The ASP.NET worker process (w3wp.exe when using IIS 6.x and asp-net_wp.exe when using IIS 5.0) manages the ASP.NET pipeline (the route through which requests flow within ASP.NET). It acts as a surrogate process to host the goings on in ASP.NET. All ASP.NET software components-including the HttpApplication object, the HttpModules, and the HttpHandler invoked by each request-run within an instance of this surrogate process.

Once IIS intercepts the request and maps it to aspnet_isapi.dll, the request follows a very specific path through the pipeline. We'll look at each part of the pipeline in more detail in coming sections. The outline of the requests path is this:

  1. The request lands in IIS.

  2. IIS routes the request to aspnet_isapi.dll.

    2.1.

    If IIS 5 is running, IIS asp_isapi.dll routes the request through a pipe to aspnet_wp.exe.

    2.2.

    If IIS 6 is running, the request is already in the worker process.

  3. ASP.NET packages the request context into an instance of HttpContext.

  4. ASP.NET pipes the request through an instance of an HttpApplication object (or an HttpApplication-derived object).

  5. If the application object is interested in receiving any of the request preprocessing events, HttpApplication fires the events to the application object.

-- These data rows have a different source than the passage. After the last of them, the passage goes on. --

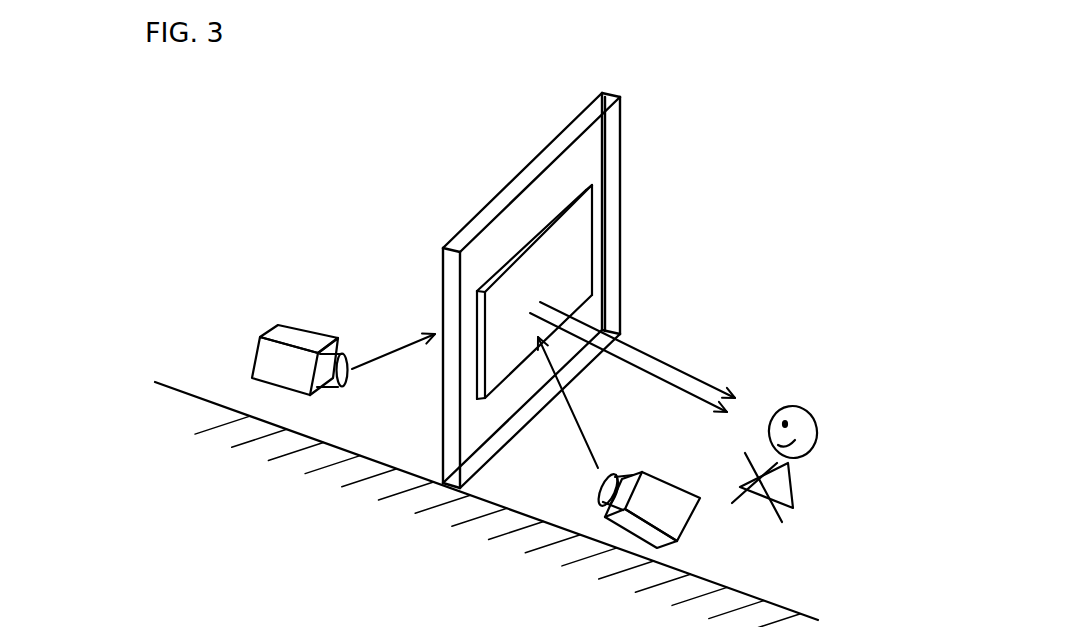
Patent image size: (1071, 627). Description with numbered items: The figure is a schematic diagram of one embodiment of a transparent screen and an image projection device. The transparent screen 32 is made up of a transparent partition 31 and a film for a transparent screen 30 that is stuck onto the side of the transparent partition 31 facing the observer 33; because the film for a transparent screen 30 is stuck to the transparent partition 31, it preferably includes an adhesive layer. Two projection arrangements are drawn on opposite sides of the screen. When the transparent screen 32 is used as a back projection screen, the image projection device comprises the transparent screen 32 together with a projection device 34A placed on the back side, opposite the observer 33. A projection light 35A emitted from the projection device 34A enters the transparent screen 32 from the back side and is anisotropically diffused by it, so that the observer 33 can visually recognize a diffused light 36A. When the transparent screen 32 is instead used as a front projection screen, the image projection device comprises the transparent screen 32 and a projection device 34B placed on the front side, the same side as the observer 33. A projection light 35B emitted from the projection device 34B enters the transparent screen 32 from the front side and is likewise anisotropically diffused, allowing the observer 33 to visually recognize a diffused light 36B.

The film for a transparent screen 30 is at (580, 282).
The transparent partition 31 is at (583, 150).
The transparent screen 32 is at (610, 290).
The observer 33 is at (800, 477).
The projection device 34A is at (308, 318).
The projection device 34B is at (697, 518).
The projection light 35A is at (393, 367).
The projection light 35B is at (565, 404).
The diffused light 36A is at (637, 350).
The diffused light 36B is at (628, 363).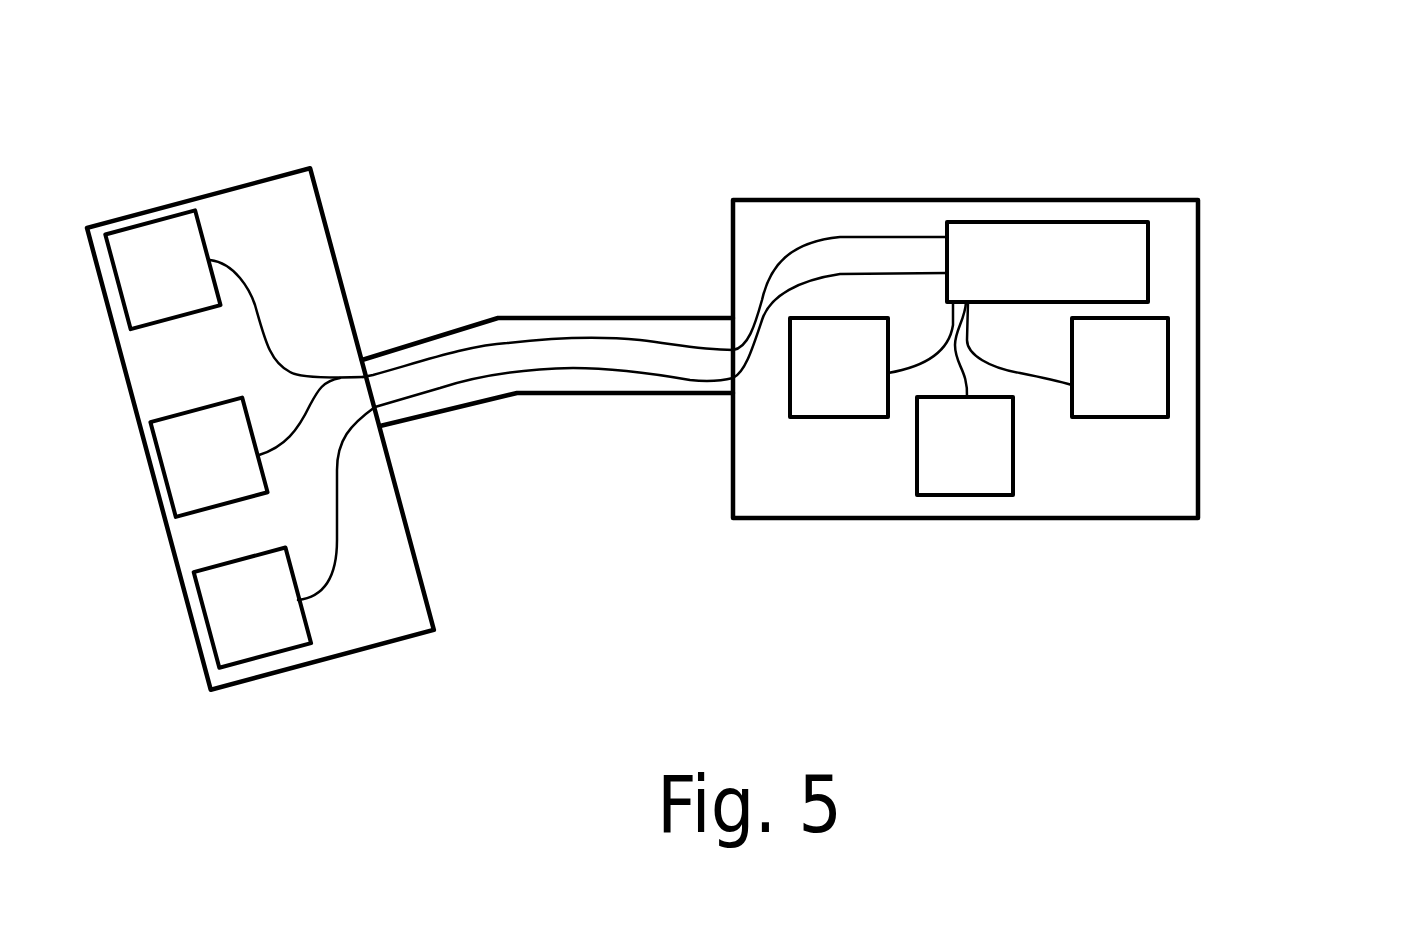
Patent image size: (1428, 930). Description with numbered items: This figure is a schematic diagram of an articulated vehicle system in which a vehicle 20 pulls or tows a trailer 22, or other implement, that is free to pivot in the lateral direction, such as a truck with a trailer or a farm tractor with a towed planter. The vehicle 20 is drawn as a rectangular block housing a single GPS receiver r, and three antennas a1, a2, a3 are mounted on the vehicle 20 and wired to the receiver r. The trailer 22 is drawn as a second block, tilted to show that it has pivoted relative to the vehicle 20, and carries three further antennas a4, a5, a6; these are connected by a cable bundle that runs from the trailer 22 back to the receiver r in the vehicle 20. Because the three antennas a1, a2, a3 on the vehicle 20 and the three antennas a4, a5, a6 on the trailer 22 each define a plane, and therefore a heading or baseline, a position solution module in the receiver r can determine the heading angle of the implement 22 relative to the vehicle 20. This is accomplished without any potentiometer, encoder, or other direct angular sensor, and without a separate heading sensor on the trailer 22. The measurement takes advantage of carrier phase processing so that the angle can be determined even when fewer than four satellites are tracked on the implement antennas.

The vehicle 20 is at (1078, 301).
The trailer 22 is at (317, 354).
The antenna a1 is at (868, 391).
The antenna a2 is at (1149, 391).
The antenna a3 is at (994, 470).
The antenna a4 is at (121, 312).
The antenna a5 is at (208, 457).
The antenna a6 is at (252, 608).
The GPS receiver r is at (1047, 262).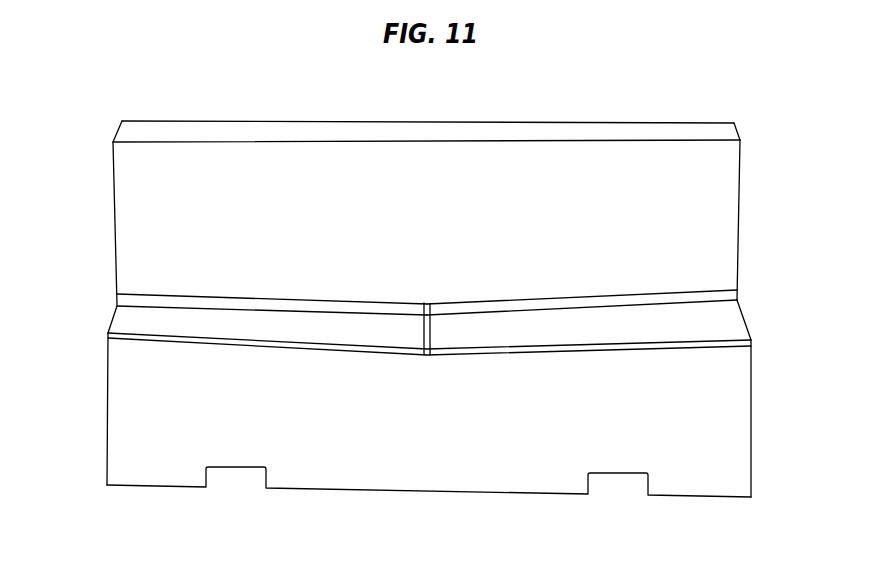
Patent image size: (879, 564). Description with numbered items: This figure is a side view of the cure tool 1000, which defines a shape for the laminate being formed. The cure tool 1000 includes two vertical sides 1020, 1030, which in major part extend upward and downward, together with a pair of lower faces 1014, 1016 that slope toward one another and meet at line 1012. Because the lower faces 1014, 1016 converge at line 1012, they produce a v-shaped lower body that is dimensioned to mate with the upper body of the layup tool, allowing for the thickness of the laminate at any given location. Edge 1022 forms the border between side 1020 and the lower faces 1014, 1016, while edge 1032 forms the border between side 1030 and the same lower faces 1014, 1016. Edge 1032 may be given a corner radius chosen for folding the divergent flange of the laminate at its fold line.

The cure tool 1000 is at (167, 111).
The vertical side 1020 is at (707, 198).
The edge 1022 is at (718, 291).
The line 1012 is at (428, 323).
The lower face 1014 is at (292, 326).
The lower face 1016 is at (645, 322).
The edge 1032 is at (123, 332).
The vertical side 1030 is at (376, 473).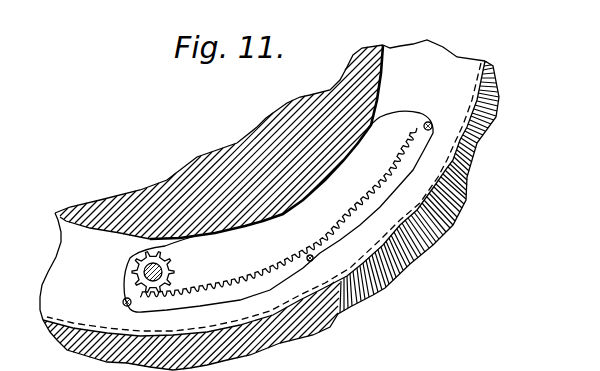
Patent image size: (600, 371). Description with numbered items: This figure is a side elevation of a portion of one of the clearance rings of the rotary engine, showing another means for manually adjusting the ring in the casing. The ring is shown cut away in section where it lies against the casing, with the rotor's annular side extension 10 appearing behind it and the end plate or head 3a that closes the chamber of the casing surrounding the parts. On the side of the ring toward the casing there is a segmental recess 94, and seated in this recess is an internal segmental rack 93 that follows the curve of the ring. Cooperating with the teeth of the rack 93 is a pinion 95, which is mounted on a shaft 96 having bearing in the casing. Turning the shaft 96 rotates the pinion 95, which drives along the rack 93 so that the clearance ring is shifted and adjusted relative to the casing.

The annular side extension 10 is at (263, 118).
The internal segmental rack 93 is at (357, 203).
The segmental recess 94 is at (224, 241).
The pinion 95 is at (172, 272).
The shaft 96 is at (130, 282).
The end plate 3a is at (380, 290).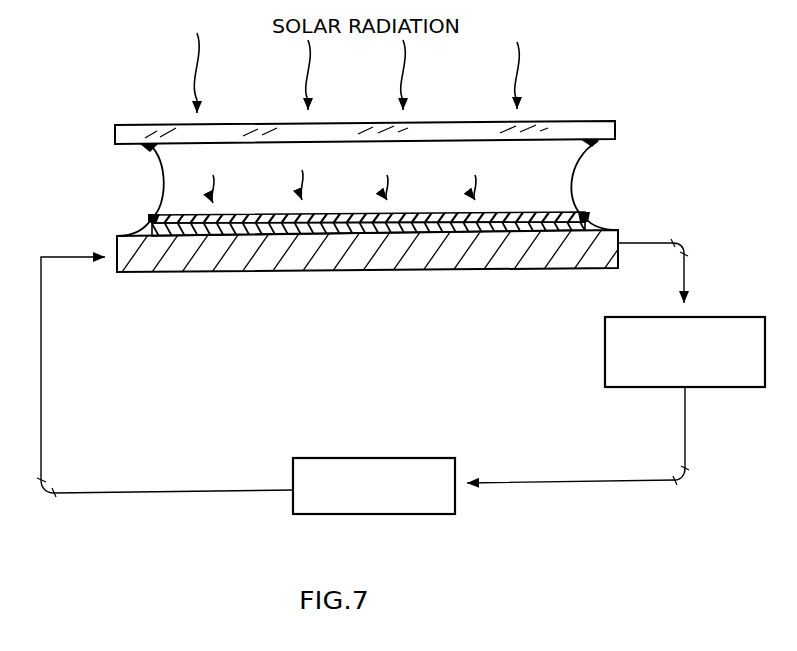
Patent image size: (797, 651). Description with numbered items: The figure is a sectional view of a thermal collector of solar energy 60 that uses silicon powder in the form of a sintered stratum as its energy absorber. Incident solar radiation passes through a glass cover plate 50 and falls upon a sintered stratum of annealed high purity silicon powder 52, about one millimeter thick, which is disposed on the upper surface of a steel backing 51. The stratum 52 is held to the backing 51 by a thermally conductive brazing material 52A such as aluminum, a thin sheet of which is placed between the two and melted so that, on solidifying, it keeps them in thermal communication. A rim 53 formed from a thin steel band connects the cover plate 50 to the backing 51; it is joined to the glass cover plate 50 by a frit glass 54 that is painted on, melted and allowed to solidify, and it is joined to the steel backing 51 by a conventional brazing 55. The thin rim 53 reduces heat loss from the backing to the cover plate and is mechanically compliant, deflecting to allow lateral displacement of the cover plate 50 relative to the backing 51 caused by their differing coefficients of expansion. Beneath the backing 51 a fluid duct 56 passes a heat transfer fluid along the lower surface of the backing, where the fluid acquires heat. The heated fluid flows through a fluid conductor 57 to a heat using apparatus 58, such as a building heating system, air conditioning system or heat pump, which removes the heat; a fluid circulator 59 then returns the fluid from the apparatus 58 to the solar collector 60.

The glass cover plate 50 is at (563, 123).
The steel backing 51 is at (438, 212).
The sintered stratum of annealed high purity silicon powder 52 is at (263, 212).
The thermally conductive brazing material 52A is at (335, 218).
The rim 53 is at (161, 181).
The frit glass 54 is at (150, 149).
The brazing 55 is at (154, 222).
The fluid duct 56 is at (297, 272).
The fluid conductor 57 is at (680, 279).
The heat using apparatus 58 is at (731, 317).
The fluid circulator 59 is at (432, 458).
The thermal collector of solar energy 60 is at (186, 118).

Any HttpModules that have subscribed to these events will receive the notifications as well.

  6. Runtime instantiates a handler and handles the request.

Figure 2-1 shows how IIS version 5.0 and ASP.NET work together to handle HTTP requests. Figure 2-2 shows how IIS version 6.0 works with ASP.NET to handle requests.

Figure 2-1 IIS 5.0 working in concert with ASP.NET.
Figure 2-1 IIS 5.0 working in concert with ASP.NET. Figure 2-2 IIS 6.0 working in concert with ASP.NET.
Figure 2-2 IIS 6.0 working in concert with ASP.NET.

Throughout the forthcoming tutorials, we'll follow a request through the ASP.NET pipeline. You can plug into the ASP.NET pipeline at a number of distinct points to deal with various aspects of handling the requests. For example, if you'd like to do any preprocessing, you can either override event handlers in the HttpApplication class, or you may write HTTP modules and plug them into the pipeline. While the System.Web.UI.Page class provides as much functionality as you'll ever need for building Web-based user interfaces, the pipeline is flexible enough that you can easily write your own custom handlers.